As per Reuters, U.S. officials have so far given little importance to Duterte's outrageous statements, instead emphasized its long-standing coalition with the Philippines for diplomatic interest. This is truer in the light of China's fast rise in recent years in the Asian bloc and its intention to command over the South China Sea. However, as per White House, the U.S. has no formal message from Duterte's government about any change in ties as yet.

Market Impact

Though nothing is official yet, market watchers probably started speculating a disruption in the Philippines–U.S. foreign policy. This could be a reason why iShares MSCI Philippines (EPHE - ETF report) slumped over 6.3% in the last three months (as of October 4, 2016) – just after Rodrigo Duterte took office, while the broader emerging market ETF Vanguard FTSE Emerging Markets ETF (VWO - ETF report) tacked on about 7% gains (read: 3 Top Performing Emerging Market ETFs of Q3).
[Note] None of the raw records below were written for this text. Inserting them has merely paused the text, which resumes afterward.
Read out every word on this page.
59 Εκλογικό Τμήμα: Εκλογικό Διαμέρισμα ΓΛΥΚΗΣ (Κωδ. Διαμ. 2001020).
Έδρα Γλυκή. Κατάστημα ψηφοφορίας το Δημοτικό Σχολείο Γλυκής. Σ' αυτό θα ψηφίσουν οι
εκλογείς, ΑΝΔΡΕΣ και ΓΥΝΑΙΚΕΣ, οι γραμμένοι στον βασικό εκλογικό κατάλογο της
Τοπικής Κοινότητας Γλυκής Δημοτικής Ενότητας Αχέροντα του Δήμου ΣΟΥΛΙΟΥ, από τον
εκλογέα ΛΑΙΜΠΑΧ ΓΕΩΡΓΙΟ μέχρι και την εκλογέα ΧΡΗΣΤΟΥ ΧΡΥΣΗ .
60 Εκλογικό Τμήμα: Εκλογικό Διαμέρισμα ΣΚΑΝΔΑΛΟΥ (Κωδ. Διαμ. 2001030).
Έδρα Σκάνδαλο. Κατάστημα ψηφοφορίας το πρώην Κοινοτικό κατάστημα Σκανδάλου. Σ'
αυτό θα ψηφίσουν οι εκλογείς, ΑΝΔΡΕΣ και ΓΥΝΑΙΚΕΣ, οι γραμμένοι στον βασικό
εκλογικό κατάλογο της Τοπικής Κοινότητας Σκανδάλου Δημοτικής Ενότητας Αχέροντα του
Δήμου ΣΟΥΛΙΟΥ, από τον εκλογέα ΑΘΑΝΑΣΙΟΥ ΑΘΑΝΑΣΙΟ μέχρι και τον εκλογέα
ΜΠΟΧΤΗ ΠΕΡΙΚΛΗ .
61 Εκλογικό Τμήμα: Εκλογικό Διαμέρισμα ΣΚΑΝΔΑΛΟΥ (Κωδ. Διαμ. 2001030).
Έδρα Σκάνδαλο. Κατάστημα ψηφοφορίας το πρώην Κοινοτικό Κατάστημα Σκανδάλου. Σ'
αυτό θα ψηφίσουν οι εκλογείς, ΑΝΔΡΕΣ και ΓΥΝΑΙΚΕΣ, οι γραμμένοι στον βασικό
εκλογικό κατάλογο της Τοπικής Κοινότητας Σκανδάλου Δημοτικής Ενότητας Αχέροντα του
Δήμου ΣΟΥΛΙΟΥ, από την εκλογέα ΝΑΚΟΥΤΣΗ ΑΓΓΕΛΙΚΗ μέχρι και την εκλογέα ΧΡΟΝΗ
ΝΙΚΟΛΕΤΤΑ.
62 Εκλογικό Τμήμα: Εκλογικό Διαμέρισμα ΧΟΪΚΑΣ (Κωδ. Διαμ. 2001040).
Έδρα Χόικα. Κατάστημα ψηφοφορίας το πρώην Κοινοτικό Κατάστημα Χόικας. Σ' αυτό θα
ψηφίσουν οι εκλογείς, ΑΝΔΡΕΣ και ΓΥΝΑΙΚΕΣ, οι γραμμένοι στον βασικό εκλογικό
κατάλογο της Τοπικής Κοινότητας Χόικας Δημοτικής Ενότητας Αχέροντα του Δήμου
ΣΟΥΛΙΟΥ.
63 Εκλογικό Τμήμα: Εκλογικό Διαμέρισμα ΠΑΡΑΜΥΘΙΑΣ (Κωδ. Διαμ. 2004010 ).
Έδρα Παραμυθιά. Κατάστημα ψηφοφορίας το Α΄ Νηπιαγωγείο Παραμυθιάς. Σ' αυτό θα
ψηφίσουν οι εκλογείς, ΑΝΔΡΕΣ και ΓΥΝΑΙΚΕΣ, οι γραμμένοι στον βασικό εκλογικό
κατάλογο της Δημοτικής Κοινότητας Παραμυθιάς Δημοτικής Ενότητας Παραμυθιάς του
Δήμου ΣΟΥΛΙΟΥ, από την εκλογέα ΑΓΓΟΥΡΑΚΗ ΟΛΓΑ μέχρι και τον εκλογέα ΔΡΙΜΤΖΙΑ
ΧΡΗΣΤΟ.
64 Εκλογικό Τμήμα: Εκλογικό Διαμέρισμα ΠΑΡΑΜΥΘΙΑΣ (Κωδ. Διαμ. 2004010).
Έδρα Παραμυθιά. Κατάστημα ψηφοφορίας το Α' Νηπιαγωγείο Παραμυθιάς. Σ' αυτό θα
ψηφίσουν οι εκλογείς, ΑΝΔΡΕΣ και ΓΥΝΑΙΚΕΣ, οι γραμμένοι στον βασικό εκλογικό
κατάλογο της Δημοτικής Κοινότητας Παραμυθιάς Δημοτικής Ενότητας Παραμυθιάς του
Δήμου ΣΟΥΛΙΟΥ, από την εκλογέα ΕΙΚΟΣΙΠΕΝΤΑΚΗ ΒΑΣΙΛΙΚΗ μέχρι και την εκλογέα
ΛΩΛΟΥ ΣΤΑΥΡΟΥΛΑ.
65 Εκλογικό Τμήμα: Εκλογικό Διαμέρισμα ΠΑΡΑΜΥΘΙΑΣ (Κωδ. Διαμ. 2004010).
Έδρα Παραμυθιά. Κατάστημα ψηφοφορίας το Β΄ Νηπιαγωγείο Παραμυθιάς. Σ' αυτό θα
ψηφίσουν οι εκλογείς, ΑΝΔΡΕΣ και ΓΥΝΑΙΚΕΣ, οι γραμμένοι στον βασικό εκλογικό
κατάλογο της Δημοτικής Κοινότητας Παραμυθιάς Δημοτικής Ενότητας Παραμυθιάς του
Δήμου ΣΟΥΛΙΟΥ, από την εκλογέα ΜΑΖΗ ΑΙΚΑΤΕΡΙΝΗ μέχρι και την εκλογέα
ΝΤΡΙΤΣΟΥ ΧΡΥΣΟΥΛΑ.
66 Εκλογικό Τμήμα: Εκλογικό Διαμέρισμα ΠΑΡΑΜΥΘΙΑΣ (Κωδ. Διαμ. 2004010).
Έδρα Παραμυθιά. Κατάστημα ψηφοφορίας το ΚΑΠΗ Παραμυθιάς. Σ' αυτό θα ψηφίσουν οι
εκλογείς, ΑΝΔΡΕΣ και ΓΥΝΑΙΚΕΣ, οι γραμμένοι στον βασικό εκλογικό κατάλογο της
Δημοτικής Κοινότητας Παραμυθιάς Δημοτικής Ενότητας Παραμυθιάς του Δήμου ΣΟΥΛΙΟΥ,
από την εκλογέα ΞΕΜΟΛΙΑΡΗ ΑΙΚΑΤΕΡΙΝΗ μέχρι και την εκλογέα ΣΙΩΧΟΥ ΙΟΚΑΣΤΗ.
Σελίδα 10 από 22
EPHE lost over 1.4% on October 4, 2016 while VWO retreated 1%. In this context, we would like to note that apart from Duterte’s comments on Tuesday, renewed worries over the Fed rate hike in December also played a role in dragging down emerging market ETFs.

Below we highlight the Philippines ETF in detail so that investors can keep track of it, if there is any new development in U.S.–Philippines diplomatic ties (read: Bremain or Brexit: No Worries for EM ETF Investing).

EPHE in Focus

The ETF looks to track the MSCI Philippines Investable Market Index. The fund invests about $249.1 million of assets in 45 securities (see all Asia-Pacific (Emerging) ETFs here).

The financial sector takes the top spot in the fund with about 46% exposure and is closely followed by industrials (22.3%). No other sector gets a double-digit allocation in the fund.

It is worth noting that the fund has considerable concentration risk with about 60% of assets invested in the top 10 holdings. Ayala Land (9.53%), SM Prime Holdings (7.70%) and JG Summit Holdings (7.16%) make up the top three holdings. 

The fund charges an expense ratio of 62 basis points. EPHE currently has Zacks ETF Rank #3 (Hold) with a Medium risk outlook.